How To Establish Credit With A Secured Credit Card
Establishing good credit with no credit history can seem like a daunting task, but obtaining a secured credit card is one option that can help you build a strong credit foundation if managed responsibly.
Secured credit cards vary from traditional credit cards in a number of ways, the first being that they require cardholders to put down a security deposit to open the account. The deposit, which serves as collateral in the event that you cannot make the payment, is generally equal to your credit limit. This means if you put down a security deposit of $200, your credit limit would be equal to $200. Keep in mind that secured credit cards may carry fees and initial account setup costs, which will be deducted from your available credit limit when you open the account.
Your payment activity and account information will be reported to the three credit bureaus so it's important to make payments on time and avoid using too much of your available credit. Your payment history makes up 35 percent of your credit score, so timely and consistent payments will help you build a strong credit history.
Your credit utilization ratio — the amount of debt vs. your credit limit on your credit cards — makes up another 30 percent of your credit score. A lower utilization percentage is viewed more favorably by both both lenders and credit scoring models alike. For example, if your credit limit is $500 and you are currently
carrying a $250 balance, your credit utilization ratio is 50 percent, which creditors may consider too high. Try to use less than 10 percent of your available credit to build a strong credit history. Making small purchases and paying off the full balance each billing cycle may be the best way to start strengthening your credit.
Choosing the best secured card is as equally important as your payment history. Each card may come with a different set of fees, maintenance costs or annual percentage rates, so compare your options and read disclosure agreements closely before signing up. The APRs that accompany secured credit cards tend to be higher than those of traditional credit cards, so make sure you can handle the financial obligation to avoid paying high interest charges.

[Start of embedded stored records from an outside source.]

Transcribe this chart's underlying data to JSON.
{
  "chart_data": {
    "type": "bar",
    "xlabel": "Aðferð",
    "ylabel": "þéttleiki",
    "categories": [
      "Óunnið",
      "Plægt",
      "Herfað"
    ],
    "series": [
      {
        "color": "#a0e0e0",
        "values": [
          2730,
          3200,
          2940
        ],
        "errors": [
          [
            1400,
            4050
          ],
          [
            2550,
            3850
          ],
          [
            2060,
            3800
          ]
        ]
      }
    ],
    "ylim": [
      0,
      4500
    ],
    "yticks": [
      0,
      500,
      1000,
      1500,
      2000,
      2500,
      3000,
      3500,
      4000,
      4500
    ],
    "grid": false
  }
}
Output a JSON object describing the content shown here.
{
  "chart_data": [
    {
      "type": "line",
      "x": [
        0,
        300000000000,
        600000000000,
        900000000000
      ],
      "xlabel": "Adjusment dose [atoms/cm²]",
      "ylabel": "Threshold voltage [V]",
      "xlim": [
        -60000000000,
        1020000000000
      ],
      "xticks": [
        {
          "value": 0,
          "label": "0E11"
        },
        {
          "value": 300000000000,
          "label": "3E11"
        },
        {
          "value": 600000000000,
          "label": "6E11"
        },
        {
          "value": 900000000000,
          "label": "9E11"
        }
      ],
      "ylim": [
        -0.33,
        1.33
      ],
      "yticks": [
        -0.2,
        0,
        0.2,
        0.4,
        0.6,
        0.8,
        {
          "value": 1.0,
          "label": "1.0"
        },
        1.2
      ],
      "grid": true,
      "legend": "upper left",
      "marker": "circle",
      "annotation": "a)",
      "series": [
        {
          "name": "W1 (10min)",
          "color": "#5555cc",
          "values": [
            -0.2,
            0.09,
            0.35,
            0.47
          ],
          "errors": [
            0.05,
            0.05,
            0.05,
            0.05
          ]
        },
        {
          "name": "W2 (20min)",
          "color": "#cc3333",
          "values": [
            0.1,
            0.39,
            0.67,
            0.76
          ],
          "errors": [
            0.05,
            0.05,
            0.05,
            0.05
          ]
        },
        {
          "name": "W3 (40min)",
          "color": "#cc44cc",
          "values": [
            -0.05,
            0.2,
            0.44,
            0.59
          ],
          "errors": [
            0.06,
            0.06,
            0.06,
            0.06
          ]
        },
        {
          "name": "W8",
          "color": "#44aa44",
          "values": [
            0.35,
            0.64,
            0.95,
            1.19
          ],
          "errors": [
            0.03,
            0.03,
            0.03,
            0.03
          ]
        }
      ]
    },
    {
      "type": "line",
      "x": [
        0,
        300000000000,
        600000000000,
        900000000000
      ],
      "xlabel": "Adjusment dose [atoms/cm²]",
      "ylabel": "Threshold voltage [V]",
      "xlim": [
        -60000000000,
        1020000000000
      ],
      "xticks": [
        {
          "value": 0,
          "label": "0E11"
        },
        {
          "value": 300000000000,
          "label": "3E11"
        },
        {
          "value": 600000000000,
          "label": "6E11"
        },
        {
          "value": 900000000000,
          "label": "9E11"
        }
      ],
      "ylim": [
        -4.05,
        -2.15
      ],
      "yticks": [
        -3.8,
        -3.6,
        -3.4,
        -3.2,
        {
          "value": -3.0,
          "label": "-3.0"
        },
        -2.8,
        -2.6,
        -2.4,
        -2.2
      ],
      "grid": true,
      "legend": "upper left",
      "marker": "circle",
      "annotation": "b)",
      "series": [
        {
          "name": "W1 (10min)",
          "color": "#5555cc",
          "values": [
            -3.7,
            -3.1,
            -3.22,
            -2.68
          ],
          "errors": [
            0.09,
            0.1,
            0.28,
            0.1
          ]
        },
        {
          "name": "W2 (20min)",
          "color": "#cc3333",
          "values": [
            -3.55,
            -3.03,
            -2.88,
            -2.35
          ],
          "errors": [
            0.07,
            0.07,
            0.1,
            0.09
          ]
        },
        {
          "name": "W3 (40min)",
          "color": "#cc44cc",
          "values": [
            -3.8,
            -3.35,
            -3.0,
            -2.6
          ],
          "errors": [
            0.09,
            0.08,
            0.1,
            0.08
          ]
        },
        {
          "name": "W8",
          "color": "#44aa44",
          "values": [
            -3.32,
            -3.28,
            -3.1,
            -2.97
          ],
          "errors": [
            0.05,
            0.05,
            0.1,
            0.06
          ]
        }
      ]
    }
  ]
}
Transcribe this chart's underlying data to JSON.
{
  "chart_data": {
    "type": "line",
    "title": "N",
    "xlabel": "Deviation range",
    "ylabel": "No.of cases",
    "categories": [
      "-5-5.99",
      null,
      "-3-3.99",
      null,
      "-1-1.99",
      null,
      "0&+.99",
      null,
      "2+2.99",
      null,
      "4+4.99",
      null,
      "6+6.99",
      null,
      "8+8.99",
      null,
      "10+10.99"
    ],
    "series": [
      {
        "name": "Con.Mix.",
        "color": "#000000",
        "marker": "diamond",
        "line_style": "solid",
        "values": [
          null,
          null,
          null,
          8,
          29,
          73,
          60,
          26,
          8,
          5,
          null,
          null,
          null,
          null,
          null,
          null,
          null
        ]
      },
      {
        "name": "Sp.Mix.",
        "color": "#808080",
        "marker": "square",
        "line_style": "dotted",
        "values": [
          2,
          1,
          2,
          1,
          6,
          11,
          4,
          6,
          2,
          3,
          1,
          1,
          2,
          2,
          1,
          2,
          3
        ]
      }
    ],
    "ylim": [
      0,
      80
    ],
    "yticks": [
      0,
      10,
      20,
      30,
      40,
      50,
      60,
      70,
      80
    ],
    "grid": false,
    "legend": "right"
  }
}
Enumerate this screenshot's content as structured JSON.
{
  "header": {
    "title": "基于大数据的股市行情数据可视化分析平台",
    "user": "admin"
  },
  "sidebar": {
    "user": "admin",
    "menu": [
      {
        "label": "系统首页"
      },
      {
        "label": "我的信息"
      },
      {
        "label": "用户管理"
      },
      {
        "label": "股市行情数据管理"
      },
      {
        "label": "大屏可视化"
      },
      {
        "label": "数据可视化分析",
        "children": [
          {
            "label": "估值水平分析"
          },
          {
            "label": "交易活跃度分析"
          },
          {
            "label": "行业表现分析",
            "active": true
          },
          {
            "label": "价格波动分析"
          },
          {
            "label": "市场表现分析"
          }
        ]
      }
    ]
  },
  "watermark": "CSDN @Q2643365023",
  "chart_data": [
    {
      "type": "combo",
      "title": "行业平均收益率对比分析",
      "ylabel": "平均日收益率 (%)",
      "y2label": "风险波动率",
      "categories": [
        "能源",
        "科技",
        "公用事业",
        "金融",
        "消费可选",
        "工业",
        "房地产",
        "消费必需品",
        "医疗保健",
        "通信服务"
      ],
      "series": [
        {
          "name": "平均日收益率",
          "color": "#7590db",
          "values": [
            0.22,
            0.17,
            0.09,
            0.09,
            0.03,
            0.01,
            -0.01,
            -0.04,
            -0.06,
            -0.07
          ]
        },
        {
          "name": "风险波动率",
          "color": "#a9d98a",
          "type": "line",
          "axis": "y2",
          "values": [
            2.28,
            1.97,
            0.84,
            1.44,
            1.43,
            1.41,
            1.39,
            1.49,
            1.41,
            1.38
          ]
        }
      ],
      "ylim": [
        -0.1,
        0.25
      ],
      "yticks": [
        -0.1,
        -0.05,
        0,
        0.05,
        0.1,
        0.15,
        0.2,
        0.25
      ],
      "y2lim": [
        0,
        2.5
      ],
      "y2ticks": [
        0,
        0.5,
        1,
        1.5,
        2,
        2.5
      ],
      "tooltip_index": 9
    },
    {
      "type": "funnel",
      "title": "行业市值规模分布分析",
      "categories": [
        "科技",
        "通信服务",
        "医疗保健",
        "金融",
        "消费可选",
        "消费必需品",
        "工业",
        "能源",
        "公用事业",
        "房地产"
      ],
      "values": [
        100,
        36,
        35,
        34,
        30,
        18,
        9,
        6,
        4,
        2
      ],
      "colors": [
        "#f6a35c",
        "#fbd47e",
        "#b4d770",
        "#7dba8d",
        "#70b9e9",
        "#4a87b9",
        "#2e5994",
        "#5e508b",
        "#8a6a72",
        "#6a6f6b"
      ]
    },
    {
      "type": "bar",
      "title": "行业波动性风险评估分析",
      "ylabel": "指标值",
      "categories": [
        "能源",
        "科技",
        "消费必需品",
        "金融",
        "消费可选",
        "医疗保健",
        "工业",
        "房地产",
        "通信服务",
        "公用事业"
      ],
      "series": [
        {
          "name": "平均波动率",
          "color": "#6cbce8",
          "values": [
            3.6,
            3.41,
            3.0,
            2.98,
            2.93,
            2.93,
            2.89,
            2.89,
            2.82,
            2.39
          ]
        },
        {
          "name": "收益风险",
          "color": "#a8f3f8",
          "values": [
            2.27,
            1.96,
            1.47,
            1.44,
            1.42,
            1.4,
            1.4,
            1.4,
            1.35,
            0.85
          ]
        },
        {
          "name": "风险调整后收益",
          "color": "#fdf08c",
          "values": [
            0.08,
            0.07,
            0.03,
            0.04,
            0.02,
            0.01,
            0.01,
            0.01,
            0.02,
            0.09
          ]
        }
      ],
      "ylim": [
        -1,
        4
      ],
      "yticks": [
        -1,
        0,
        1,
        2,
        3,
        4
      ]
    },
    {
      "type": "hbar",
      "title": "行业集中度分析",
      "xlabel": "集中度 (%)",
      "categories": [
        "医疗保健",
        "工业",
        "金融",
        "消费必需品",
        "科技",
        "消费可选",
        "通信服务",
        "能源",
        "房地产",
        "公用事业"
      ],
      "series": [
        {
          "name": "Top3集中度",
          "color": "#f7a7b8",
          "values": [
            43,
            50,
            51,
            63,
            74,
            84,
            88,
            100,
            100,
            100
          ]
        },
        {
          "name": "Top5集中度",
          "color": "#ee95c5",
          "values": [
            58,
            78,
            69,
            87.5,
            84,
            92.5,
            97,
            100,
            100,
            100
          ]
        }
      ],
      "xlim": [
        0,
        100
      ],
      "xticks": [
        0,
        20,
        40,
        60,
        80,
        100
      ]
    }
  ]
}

Also, not all secured credit card issuers report customers' payment history to the credit bureaus. Make sure the card you choose reports to all three of the credit bureaus, otherwise all of your hard work will be in vain.
You will not develop a credit history overnight, but using your secured credit card responsibly will help you develop disciplined spending habits and build a stronger relationship with lenders. Responsible use over time will put you in the running to secure traditional credit cards with more attractive rates and fewer fees.